Culatra (2008 – 2010), forms the main focus of the exhibition. Culatra is a small, scarcely populated Portugese island on the edge of Europe, unspectacular but exotic in many ways, where solid houses sit next to shoddily built shacks. Brohm has created an archive of the island focusing on its inventory – boats, tractors, shacks, backyards, facades and more, many of which are removed from their original function and context. And despite the beautiful white sand and blue skies, the island looks almost deserted, adding to its sense of abandonment and desolation. Brohm’s pictures confront all this with a vantage point that shifts between overview and detail, distance and closeness. They reveal the hidden inner riches of the imagery of the banal.
In his early series Ruhr (1980 – 1983), we see different types of landscapes in the Ruhr region of Germany, an area undergoing huge change during a process of de-industrialization. Brohm turns his gaze on the edges of urban life, where existence tends to have a rural feel, where shopping-centres and small business zones have established themselves. The erratic settlement of the landscape where the cities burst out of their central structure is one of the interests with which Brohm anticipates the discussion of the 'urbanization of the landscape', which only developed around 1990. An elevated camera position is a constant feature in the composition of these pictures, so that we mostly see a larger segment of the landscape stretching out below us. People seem safely at home in it. This familiar, everyday ambience assumes a form of quiet monumentality.
In Ohio (1983-84), made by Brohm during a year long stay as a Fulbright-Scholar in the American city of Columbus, he captures aspects of an urban America not specific to any locale. Both familiarly American (the gas stations, the types of cars, the shops), and unfamiliar (from a car on fire to a deserted drive) Brohm is never trying to show us a documentary representation of reality. Rather these images give us a concept of America at the beginning of Ronald Reagan's presidency depicting the transience of the American dream and the alienation and isolation related to it.

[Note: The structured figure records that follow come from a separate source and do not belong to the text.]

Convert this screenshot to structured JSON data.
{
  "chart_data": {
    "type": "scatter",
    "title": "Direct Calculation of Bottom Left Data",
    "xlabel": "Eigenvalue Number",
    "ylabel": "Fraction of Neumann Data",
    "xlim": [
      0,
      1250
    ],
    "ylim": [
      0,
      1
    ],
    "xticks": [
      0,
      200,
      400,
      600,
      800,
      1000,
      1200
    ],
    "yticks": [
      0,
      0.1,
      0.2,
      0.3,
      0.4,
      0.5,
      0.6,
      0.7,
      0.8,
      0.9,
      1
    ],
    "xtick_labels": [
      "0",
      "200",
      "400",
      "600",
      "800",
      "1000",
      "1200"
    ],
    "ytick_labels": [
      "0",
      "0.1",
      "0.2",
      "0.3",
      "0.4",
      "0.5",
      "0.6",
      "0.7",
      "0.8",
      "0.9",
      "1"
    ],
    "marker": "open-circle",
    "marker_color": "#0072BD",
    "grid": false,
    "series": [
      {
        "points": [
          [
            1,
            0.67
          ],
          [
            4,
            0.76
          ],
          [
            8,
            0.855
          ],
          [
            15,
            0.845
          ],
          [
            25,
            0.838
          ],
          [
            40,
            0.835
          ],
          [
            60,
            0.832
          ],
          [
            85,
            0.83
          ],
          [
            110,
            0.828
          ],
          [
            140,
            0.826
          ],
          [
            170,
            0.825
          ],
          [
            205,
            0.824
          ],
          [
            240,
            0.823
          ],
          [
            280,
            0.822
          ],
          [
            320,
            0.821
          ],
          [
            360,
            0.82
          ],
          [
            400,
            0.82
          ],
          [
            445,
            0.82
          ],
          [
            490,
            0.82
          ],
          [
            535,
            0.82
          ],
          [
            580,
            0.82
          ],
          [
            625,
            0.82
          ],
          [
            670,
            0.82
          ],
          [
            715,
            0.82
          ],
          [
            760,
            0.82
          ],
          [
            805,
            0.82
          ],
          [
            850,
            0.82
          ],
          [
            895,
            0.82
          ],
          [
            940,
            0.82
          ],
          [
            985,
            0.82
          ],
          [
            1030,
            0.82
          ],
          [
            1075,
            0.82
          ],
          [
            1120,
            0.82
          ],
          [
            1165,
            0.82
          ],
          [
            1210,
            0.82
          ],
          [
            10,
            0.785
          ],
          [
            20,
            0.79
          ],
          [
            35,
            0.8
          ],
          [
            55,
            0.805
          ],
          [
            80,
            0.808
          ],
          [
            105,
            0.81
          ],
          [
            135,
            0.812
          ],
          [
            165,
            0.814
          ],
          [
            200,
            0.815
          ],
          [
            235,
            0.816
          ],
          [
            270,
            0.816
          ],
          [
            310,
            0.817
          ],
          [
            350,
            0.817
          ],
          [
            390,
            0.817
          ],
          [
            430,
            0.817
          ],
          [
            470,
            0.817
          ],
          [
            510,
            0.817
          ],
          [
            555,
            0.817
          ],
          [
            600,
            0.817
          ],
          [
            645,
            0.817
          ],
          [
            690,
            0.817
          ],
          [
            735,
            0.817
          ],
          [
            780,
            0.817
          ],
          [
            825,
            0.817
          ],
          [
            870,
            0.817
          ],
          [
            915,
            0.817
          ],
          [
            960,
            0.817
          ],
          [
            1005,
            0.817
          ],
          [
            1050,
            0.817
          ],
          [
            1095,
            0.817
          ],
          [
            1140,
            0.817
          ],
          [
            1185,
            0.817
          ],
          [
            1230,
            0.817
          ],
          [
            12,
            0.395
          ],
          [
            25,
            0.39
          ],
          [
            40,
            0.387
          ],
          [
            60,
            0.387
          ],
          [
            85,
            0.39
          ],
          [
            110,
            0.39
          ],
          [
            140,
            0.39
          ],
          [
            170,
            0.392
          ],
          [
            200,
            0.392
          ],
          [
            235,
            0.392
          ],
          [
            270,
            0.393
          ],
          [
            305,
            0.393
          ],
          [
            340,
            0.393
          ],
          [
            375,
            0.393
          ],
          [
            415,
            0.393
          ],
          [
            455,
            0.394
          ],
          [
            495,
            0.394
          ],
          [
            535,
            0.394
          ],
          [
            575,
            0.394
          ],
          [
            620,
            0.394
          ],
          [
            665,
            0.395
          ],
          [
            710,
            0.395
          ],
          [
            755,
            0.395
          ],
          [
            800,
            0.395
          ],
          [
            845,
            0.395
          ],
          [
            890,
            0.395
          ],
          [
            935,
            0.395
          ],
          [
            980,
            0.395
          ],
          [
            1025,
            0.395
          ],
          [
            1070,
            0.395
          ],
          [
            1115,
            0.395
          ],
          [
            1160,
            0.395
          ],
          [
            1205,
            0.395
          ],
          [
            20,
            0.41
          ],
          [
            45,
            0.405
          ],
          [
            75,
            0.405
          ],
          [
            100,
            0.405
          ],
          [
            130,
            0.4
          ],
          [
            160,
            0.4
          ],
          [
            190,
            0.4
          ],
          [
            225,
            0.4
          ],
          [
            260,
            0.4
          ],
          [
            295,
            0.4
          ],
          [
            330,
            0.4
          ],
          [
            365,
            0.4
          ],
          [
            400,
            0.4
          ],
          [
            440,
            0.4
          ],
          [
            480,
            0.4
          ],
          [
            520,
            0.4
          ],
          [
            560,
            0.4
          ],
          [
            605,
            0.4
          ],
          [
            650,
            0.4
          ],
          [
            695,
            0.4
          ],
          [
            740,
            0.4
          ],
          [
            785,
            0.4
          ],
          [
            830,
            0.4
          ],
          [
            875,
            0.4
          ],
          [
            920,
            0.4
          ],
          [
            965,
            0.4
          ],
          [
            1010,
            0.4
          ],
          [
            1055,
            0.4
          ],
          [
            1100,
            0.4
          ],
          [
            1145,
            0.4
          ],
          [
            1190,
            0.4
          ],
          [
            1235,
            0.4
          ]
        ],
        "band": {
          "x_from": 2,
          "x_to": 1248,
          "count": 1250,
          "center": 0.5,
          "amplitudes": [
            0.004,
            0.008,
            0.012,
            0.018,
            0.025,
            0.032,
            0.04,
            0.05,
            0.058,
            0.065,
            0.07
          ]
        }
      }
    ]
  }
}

Throughout his career, Brohm’s work has explored the edges of places as he has sought to capture the on-going and perpetual changes happening in society and how they affect both the landscape and the people in it. It is in the hinterlands, the in-between places, where Brohm finds unexpected moments of hidden poetry, where neglect and decay become an expression of society and emphasise the temporary beauty of much that surrounds us.